The turnaround time is the amount of time that has elapsed from a job arriving at the queue to its completion. The response time is the amount of time that has elapsed from a job arriving at the queue to the time when it was first run. Turnaround time measures performance, whereas response time measures fairness. There exists a tradeoff between performance and fairness --- you can't have both.

Basic Scheduling Policies

First-In-First-Out: FIFO is conceptually simple and easy to implement. The downside to FIFO is that it is susceptible to the convoy effect: several short jobs getting queued behind one large job, resulting in high average turnaround.

Shortest-Job-First: SJF is the optimal solution for turnaround if all jobs arrive to the queue at the same time. This is an unreasonable assumption. An alternative to SJF is STCF (Shortest-Time-to-Completion-First), which is a preemptive version of SJF.

FIFO, SJF, and STCF all optimize for performance (turnaround time). The next policy optimizes for fairness (response time).

Round-Robin: RR runs a job for a time slice and then switches to the next job in the queue. RR does very well in terms of response time, but the policy generates a lot of overheads (context switches, caches, branch predictors etc.)

These basic scheduling policies assume that the amount of time required by a job is known the moment it arrives at the queue, which is a very bad assumption. The next scheduling policy we introduce does not make this assumption.

Multi-Level Feedback Queue

MLFQ minimizes response time for interactive jobs while also minimizing turnaround time without a priori knowledge of job length.

MLFQ maintains multiple queues, each one with a different priority level.

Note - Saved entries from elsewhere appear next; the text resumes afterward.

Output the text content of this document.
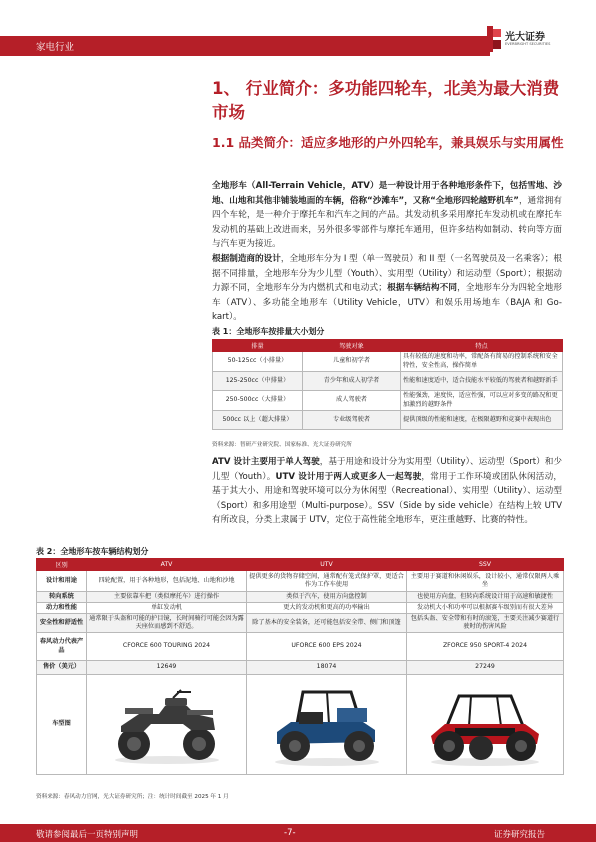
家电行业
光大证券
EVERBRIGHT SECURITIES
1、 行业简介：多功能四轮车，北美为最大消费市场
1.1 品类简介：适应多地形的户外四轮车，兼具娱乐与实用属性
全地形车（All-Terrain Vehicle，ATV）是一种设计用于各种地形条件下，包括雪地、沙地、山地和其他非铺装地面的车辆，俗称“沙滩车”，又称“全地形四轮越野机车”，通常拥有四个车轮，是一种介于摩托车和汽车之间的产品。其发动机多采用摩托车发动机或在摩托车发动机的基础上改进而来，另外很多零部件与摩托车通用，但许多结构如制动、转向等方面与汽车更为接近。
根据制造商的设计，全地形车分为 I 型（单一驾驶员）和 II 型（一名驾驶员及一名乘客）；根据不同排量，全地形车分为少儿型（Youth）、实用型（Utility）和运动型（Sport）；根据动力源不同，全地形车分为内燃机式和电动式；根据车辆结构不同，全地形车分为四轮全地形车（ATV）、多功能全地形车（Utility Vehicle，UTV）和娱乐用场地车（BAJA 和 Go-kart）。
表 1：全地形车按排量大小划分
排量	驾驶对象	特点
50-125cc（小排量）	儿童和初学者	具有较低的速度和功率，常配备有简易的控制系统和安全特性，安全性高，操作简单
125-250cc（中排量）	青少年和成人初学者	性能和速度适中，适合技能水平较低的驾驶者和越野新手
250-500cc（大排量）	成人驾驶者	性能强劲，速度快，适应性强，可以应对多变的路况和更加激烈的越野条件
500cc 以上（超大排量）	专业级驾驶者	提供顶级的性能和速度，在极限越野和竞赛中表现出色
资料来源：智研产业研究院、国家标准、光大证券研究所
ATV 设计主要用于单人驾驶，基于用途和设计分为实用型（Utility）、运动型（Sport）和少儿型（Youth）。UTV 设计用于两人或更多人一起驾驶，常用于工作环境或团队休闲活动，基于其大小、用途和驾驶环境可以分为休闲型（Recreational）、实用型（Utility）、运动型（Sport）和多用途型（Multi-purpose）。SSV（Side by side vehicle）在结构上较 UTV 有所改良，分类上隶属于 UTV，定位于高性能全地形车，更注重越野、比赛的特性。
表 2：全地形车按车辆结构划分
区别	ATV	UTV	SSV
设计和用途	四轮配置，用于各种地形，包括泥地、山地和沙地	提供更多的货物存储空间，通常配有笼式保护罩，更适合作为工作车使用	主要用于赛道和休闲娱乐，设计较小，通常仅限两人乘坐
转向系统	主要依靠车把（类似摩托车）进行操作	类似于汽车，使用方向盘控制	也使用方向盘，但转向系统设计用于高速和敏捷性
动力和性能	单缸发动机	更大的发动机和更高的功率输出	发动机大小和功率可以根据赛车级别而有很大差异
安全性和舒适性	通常限于头盔和可能的护目镜，长时间骑行可能会因为露天座位而感到不舒适。	除了基本的安全装备，还可能包括安全带、侧门和顶篷	包括头盔、安全带和有时的滚笼，主要关注减少赛道行驶时的伤害风险
春风动力代表产品	CFORCE 600 TOURING 2024	UFORCE 600 EPS 2024	ZFORCE 950 SPORT-4 2024
售价（美元）	12649	18074	27249
车型图	

资料来源：春风动力官网，光大证券研究所；注：统计时间截至 2025 年 1 月
敬请参阅最后一页特别声明	-7-	证券研究报告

Each job is placed in one single queue at any given time. The job that is on a higher priority queue always runs first. If there are more than one job in a queue, RR is used to schedule among these jobs. These mechanisms are summarized in Rule 1 and Rule 2 of the following list of MLFQ rules:

Rule 1: Always run jobs with higher priority levels.
Rule 2: Use RR to schedule between jobs with the same priority level.
Rule 3: A new job always gets placed at the highest priority queue.
Rule 4: Once a job uses up its time allotment at a given level, its priority is reduced.
Rule 5: After some time period, all jobs in the system are moved to the highest priority queue.

When a job arrives in the queue, MLFQ assumes initially that it is a short job. If this is not the case, the job will slowly be moved down the queue, through a combination of Rule 3 and Rule 4. Rule 5 solves the problem of starvation.

Proportional Share Scheduler

One example of propshare scheduling is lottery scheduling. In this policy, each process is given a number of tickets, and a lottery is held to determine which process gets allocated the CPU next. A lottery scheduler is nondeterministic. However, it approaches the desired outcome the longer the length of the jobs that arrive in the system.

Linux CFS

The current Linux approach to proportional share scheduling is the Completely Fair Scheduler (CFS). Each process in CFS accumulates vruntime as it runs. Whenever a scheduling decision has to be made, CFS always picks the process with the lowest vruntime. The frequency at which a scheduling decision is made is controlled by various parameters such as sched_latency and min_granularity.

Here's the kicker of CFS. The vruntime of a process does not always accumulate at the same rate as that of the other processes. A high priority process accumulates vruntime at a slower rate than a low priority one. The priority level of a process is set using the UNIX mechanism known as the nice level of a process. CFS maps each nice level to a weight, which is used to determine the rate at which a process accumulates vruntime.

For performance and efficiency reasons, CFS keeps track of all running processes (along with their vruntime) in a red-black tree. Note that any process that sleeps (or gets blocked) is removed from the tree. Whenever a process wakes up, it inherits the minimum vruntime of all the nodes in the tree. This is to prevent that process from taking over the CPU.